The Service is a business tool. It is not directed at children under thirteen (13), and we do not knowingly collect Personal Information from children under thirteen (13). If you are a parent or guardian and you believe your child has provided Personal Information to us, please email privacy@rizedigital.io and we will delete the information and the account.

15. Changes to this policy

We may update this policy from time to time. When we do, we will change the "Last updated" date at the top.

  • For material changes (new categories of data, new categories of Sub-processors, changes to the rights or remedies you have, anything that meaningfully alters how we treat your Personal Information), we will email active accountholders at least thirty (30) days before the change takes effect and will display an in-product banner during that window.
  • For non-material changes (clarifications, corrections, formatting), we will update the policy and the "Last updated" date and display an in-product banner.

If you do not agree with a material change, you can delete your account before it takes effect.

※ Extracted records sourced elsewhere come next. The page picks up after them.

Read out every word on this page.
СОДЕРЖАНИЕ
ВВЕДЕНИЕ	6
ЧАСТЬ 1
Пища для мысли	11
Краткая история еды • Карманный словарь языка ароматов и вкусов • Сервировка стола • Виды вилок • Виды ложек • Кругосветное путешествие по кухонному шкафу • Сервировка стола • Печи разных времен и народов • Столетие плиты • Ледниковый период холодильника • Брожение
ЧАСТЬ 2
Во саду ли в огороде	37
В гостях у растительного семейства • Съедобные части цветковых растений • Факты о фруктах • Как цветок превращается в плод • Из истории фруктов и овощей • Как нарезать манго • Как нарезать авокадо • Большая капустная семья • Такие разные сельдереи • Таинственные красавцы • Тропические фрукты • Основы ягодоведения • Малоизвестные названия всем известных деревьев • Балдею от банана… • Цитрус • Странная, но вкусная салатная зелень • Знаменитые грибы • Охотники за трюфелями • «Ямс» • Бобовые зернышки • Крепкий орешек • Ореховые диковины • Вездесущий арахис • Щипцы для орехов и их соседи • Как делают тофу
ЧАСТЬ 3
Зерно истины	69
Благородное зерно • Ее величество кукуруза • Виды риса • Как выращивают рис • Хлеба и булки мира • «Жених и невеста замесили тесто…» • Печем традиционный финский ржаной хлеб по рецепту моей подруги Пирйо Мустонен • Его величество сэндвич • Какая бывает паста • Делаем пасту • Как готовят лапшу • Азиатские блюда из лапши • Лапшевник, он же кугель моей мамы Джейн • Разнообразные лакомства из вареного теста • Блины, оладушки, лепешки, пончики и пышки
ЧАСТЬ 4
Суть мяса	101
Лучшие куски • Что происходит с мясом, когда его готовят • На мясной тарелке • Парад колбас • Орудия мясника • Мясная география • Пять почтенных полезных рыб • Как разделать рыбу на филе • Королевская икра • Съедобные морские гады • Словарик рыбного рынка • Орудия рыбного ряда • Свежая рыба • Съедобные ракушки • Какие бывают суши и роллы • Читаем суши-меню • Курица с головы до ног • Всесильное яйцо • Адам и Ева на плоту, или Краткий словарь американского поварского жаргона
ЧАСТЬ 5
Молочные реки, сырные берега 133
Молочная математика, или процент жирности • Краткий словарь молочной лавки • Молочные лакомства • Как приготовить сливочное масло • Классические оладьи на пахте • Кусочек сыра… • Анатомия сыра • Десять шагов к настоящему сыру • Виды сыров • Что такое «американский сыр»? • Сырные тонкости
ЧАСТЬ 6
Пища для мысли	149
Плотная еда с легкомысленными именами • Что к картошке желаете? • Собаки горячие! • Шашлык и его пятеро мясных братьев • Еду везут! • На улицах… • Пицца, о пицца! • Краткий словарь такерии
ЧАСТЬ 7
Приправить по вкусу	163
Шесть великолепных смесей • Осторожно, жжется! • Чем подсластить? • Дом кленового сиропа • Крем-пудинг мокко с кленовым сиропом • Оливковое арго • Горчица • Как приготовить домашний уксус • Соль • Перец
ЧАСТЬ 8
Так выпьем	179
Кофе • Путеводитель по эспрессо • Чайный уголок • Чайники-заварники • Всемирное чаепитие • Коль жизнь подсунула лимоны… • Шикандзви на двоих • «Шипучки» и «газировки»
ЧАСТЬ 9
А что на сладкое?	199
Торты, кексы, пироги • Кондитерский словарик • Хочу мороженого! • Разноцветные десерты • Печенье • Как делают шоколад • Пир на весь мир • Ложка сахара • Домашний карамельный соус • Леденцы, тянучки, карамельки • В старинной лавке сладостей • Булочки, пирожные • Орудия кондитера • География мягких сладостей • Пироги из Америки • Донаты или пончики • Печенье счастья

We maintain previous versions of this policy on request. Email privacy@rizedigital.io if you want a copy of an older version.

16. Contact

For privacy questions, requests, or complaints, contact:

Email: privacy@rizedigital.io Mail: [LEGAL MAILING ADDRESS: pending] Response window: confirmation within ten (10) business days; substantive response within forty-five (45) days, with a possible one-time forty-five (45)-day extension as described in section 5.3.

If you are not satisfied with our response, you may contact the California Privacy Protection Agency or the California Attorney General. For users in other states, you may contact your state Attorney General.

17. Defined terms (quick reference)

  • CCPA - California Consumer Privacy Act of 2018, as amended by the California Privacy Rights Act of 2020.
  • DPA - Data Processing Agreement.
  • GPC - Global Privacy Control browser signal.
  • OAuth - the authorization standard used when you connect Google products to the Service.
  • Personal Information - defined in section 1.2.
  • Service - defined in section 1.2.
  • Sensitive Personal Information - defined in section 6.3.
  • Sub-processor - defined in section 1.2.
  • User - defined in section 1.2.

END OF v1 INTERIM. Adopted for beta per N18. Counsel ratification deferred to post-scale.